The World Intellectual Property Organisation (WIPO) defines a license agreement as “a contractual agreement under which a licensor (owner of the IP) permits another (licensee) to use the IP right in an agreed way, and in exchange for an agreed payment (fee or royalty)”.
So, for example, if you are the owner of work protected by the intellectual property right (IPR) of design, you may be able to license out the use of your work to others to exploit commercially rather than do so yourself. The design right gives you exclusive control over the work.
“a contractual agreement under which a licensor (owner of the IP) permits another (licensee) to use the IP right in an agreed way, and in exchange for an agreed payment (fee or royalty)”

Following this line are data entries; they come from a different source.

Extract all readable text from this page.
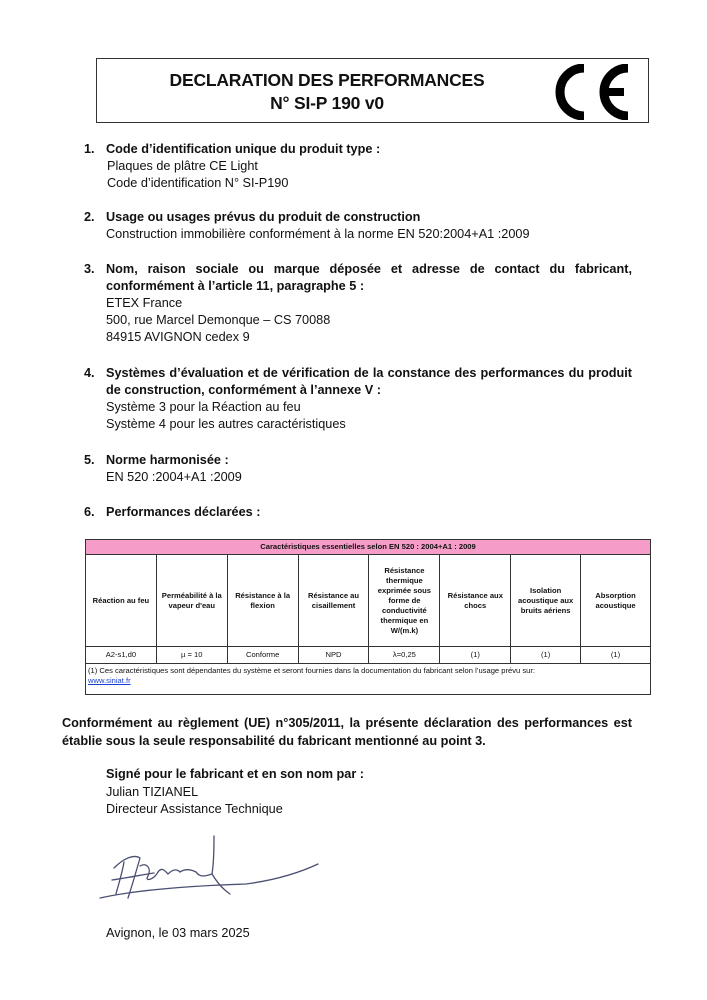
DECLARATION DES PERFORMANCES
N° SI-P 190 v0
1. Code d’identification unique du produit type :
Plaques de plâtre CE Light
Code d’identification N° SI-P190
2. Usage ou usages prévus du produit de construction
Construction immobilière conformément à la norme EN 520:2004+A1 :2009
3. Nom, raison sociale ou marque déposée et adresse de contact du fabricant, conformément à l’article 11, paragraphe 5 :
ETEX France
500, rue Marcel Demonque – CS 70088
84915 AVIGNON cedex 9
4. Systèmes d’évaluation et de vérification de la constance des performances du produit de construction, conformément à l’annexe V :
Système 3 pour la Réaction au feu
Système 4 pour les autres caractéristiques
5. Norme harmonisée :
EN 520 :2004+A1 :2009
6. Performances déclarées :
Caractéristiques essentielles selon EN 520 : 2004+A1 : 2009							
Réaction au feu	Perméabilité à la vapeur d'eau	Résistance à la flexion	Résistance au cisaillement	Résistance thermique exprimée sous forme de conductivité thermique en W/(m.k)	Résistance aux chocs	Isolation acoustique aux bruits aériens	Absorption acoustique
A2-s1,d0	µ = 10	Conforme	NPD	λ=0,25	(1)	(1)	(1)

(1) Ces caractéristiques sont dépendantes du système et seront fournies dans la documentation du fabricant selon l’usage prévu sur:
www.siniat.fr							
Conformément au règlement (UE) n°305/2011, la présente déclaration des performances est établie sous la seule responsabilité du fabricant mentionné au point 3.
Signé pour le fabricant et en son nom par :
Julian TIZIANEL
Directeur Assistance Technique
Avignon, le 03 mars 2025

You may be approached by a company that wants to license your design for a product or product range – or you may seek out a manufacturer who is willing to fund the development of your design into a saleable product, or to introduce it to new markets and territories that you might never be able to access.
In each case, you need to understand:
- The rights that you hold
- The rights you wish to license (you need not license all rights – for example, you might restrict the use of your design to Europe or for a particular type of product)
- The terms on which you are willing to license these rights.
Of course, as in many things in business, this last is a matter of negotiation between you as the licensor and the other person as the licensee – there are no hard and fast rules. Take advice from someone with licensing experience – the mistakes you avoid should more than cover their fees.